Quant à l'estenduë de chaque partie, elle est de quatre quintes qui font la Dix-septiesme maieure, car outre les trois Quintes qu'elle fait à vuide, elle monte encore d'vne quinte par le moyen du manche que l'on touche. Et les excellens Violons qui maistrisent cet instrument peuuent faire monter chaque chorde iusques à l'Octaue par le moyen du manche, sur lequel ils treuuent 144 demy-tons pour transposer les 12 modes en tel lieu, & à tel ton qu'ils veulent. Or les 2 figures precedentes suffisent pour faire comprendre celles des autres parties, qui ne different que de grandeur, comme il arriue aux autres instrumens, dont les plus grands esbranlent vne plus grande quantité d'air, & font des sons plus graues & plus profonds. Quant à la grosseur & à la longueur des chordes, elles doiuent suiure celles des Violons, & les raisons de l'harmonie : par exemple, celles du Dessus doiuent estre huict fois moindres que celles de [p180] la Basse, lors qu'elles montent plus haut de trois Octaues, si l'on desire que la Musique soit parfaite, encore que ceux qui ioüent de cet instrument n'obseruent pas ces grandeurs si exactement, & que les Facteurs ne fassent pas les tables, les corps, & les manches en mesme raison que les sons qu'ils en veulent tirer, neantmoins s'ils en veulent prendre la peine, il n'est pas si difficile que l'on ne puisse le pratiquer, car si la plus grosse chorde de la Haute-contre est plus basse d'vne Quinte que celle du Dessus, il faut que ces quatre chordes soient sesquialteres de celles du Dessus tant en longueur qu'en grosseur, c'est à dire qu'elles ayent trois pieds de long si celles du Dessus ont deux pieds ; & si la plus grosse de la Taille descend plus bas d'vne Octaue que celle du Dessus, elles doiuent auoir toutes leurs dimensions doubles de celles du Dessus. Finalement, si la plus grosse chorde de la Basse est à la Douziesme, ou à la Quinziesme du Dessus, elle doit auoir ses chordes trois ou quatre fois plus grosses & plus longues. Mais i'ay fait vn discours particulier de la raison de toutes sortes de chordes dans le traité de l'Epinette, où l'on void la iuste proportion de leurs grandeurs.

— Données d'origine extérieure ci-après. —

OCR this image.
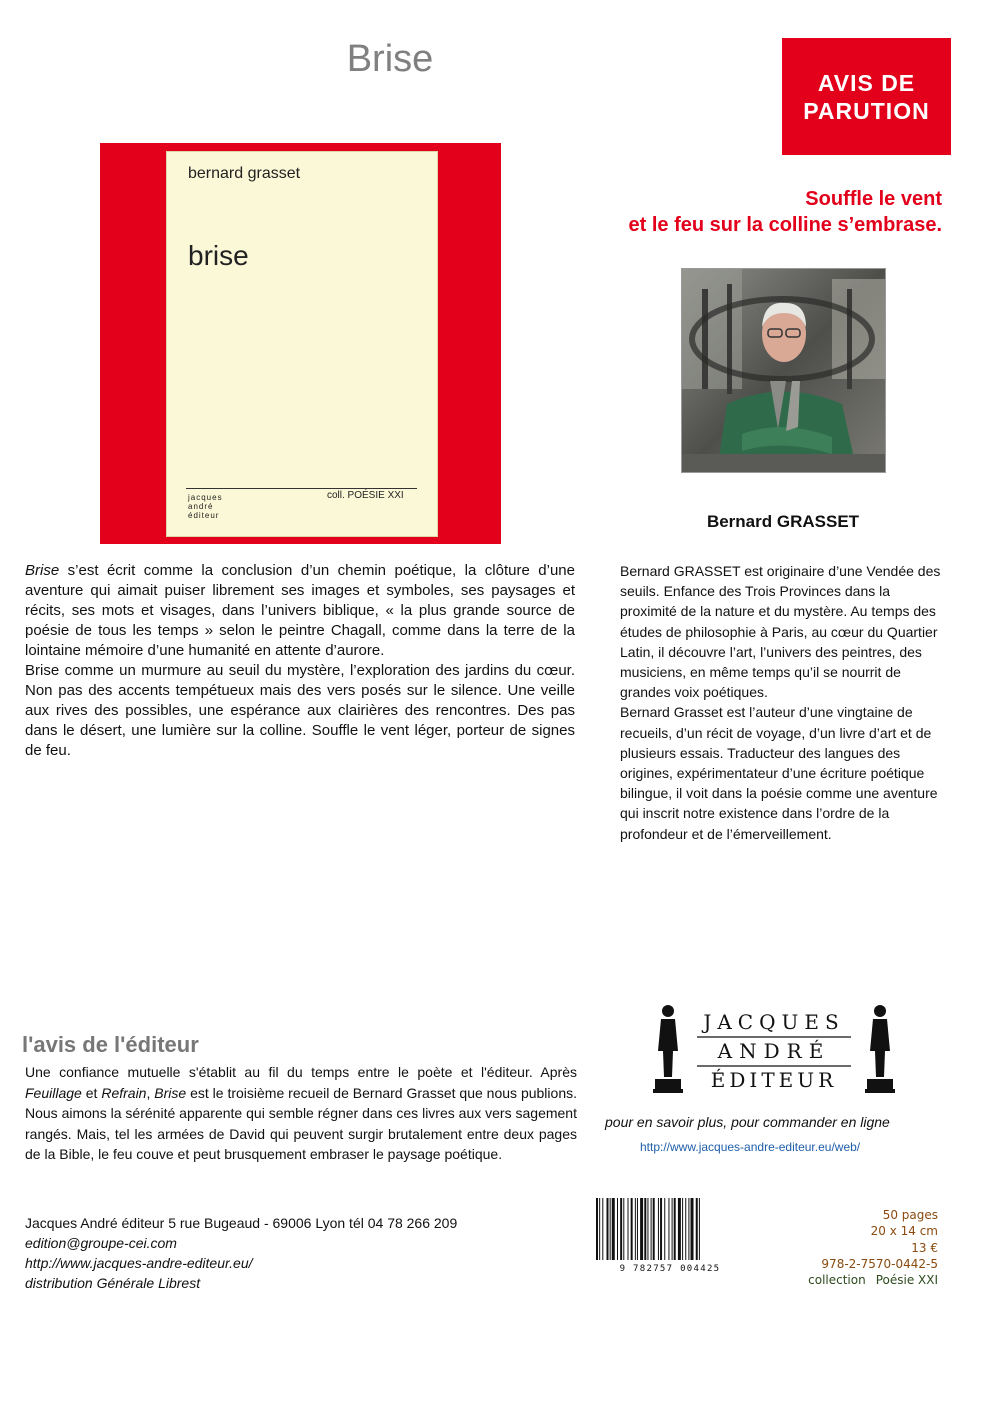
Brise
AVIS DE
PARUTION
bernard grasset
brise
jacques
andré
éditeur
coll. POÉSIE XXI
Souffle le vent
et le feu sur la colline s’embrase.
Bernard GRASSET

Brise s’est écrit comme la conclusion d’un chemin poétique, la clôture d’une aventure qui aimait puiser librement ses images et symboles, ses paysages et récits, ses mots et visages, dans l’univers biblique, « la plus grande source de poésie de tous les temps » selon le peintre Chagall, comme dans la terre de la lointaine mémoire d’une humanité en attente d’aurore.

Brise comme un murmure au seuil du mystère, l’exploration des jardins du cœur. Non pas des accents tempétueux mais des vers posés sur le silence. Une veille aux rives des possibles, une espérance aux clairières des rencontres. Des pas dans le désert, une lumière sur la colline. Souffle le vent léger, porteur de signes de feu.

Bernard GRASSET est originaire d’une Vendée des seuils. Enfance des Trois Provinces dans la proximité de la nature et du mystère. Au temps des études de philosophie à Paris, au cœur du Quartier Latin, il découvre l’art, l’univers des peintres, des musiciens, en même temps qu’il se nourrit de grandes voix poétiques.

Bernard Grasset est l’auteur d’une vingtaine de recueils, d’un récit de voyage, d’un livre d’art et de plusieurs essais. Traducteur des langues des origines, expérimentateur d’une écriture poétique bilingue, il voit dans la poésie comme une aventure qui inscrit notre existence dans l’ordre de la profondeur et de l’émerveillement.

JACQUES
ANDRÉ
ÉDITEUR
l'avis de l'éditeur
Une confiance mutuelle s'établit au fil du temps entre le poète et l'éditeur. Après Feuillage et Refrain, Brise est le troisième recueil de Bernard Grasset que nous publions. Nous aimons la sérénité apparente qui semble régner dans ces livres aux vers sagement rangés. Mais, tel les armées de David qui peuvent surgir brutalement entre deux pages de la Bible, le feu couve et peut brusquement embraser le paysage poétique.
pour en savoir plus, pour commander en ligne
http://www.jacques-andre-editeur.eu/web/
Jacques André éditeur 5 rue Bugeaud - 69006 Lyon tél 04 78 266 209
edition@groupe-cei.com
http://www.jacques-andre-editeur.eu/
distribution Générale Librest
9 782757 004425
50 pages
20 x 14 cm
13 €
978-2-7570-0442-5
collection Poésie XXI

Il faut encore remarquer que le Violon est capable de tous les genres & de toutes les especes de Musique, & que l'on peut ioüer l'Enharmonic, & chaque espece de Diatonic, & de Chromatic dessus, parce qu'il n'est borné d'aucunes touches, & qu'il contient toutes les interualles imaginables, qui sont en puissance sur son manche, lequel est semblable à la premiere matiere capable de toutes sortes de formes & de figures, n'y ayant nul point sur la touche [p181] du Violon qui ne fasse vn son particulier : d'où il faut conclure qu'elle contient vne infinité de sons differens, comme la chorde, ou la ligne contient vne infinité de points, & consequemment qu'elle peut estre appellée Harmonie vniuerselle. Or ie veux icy expliquer la maniere d'en ioüer en perfection, afin de ioindre la Pratique à la Theorie, & que ceux qui desirent toucher cet instrument sans l'ayde d'aucun Maistre, puissent faire tout ce qu'il leur plaira dessus ses quatre chordes.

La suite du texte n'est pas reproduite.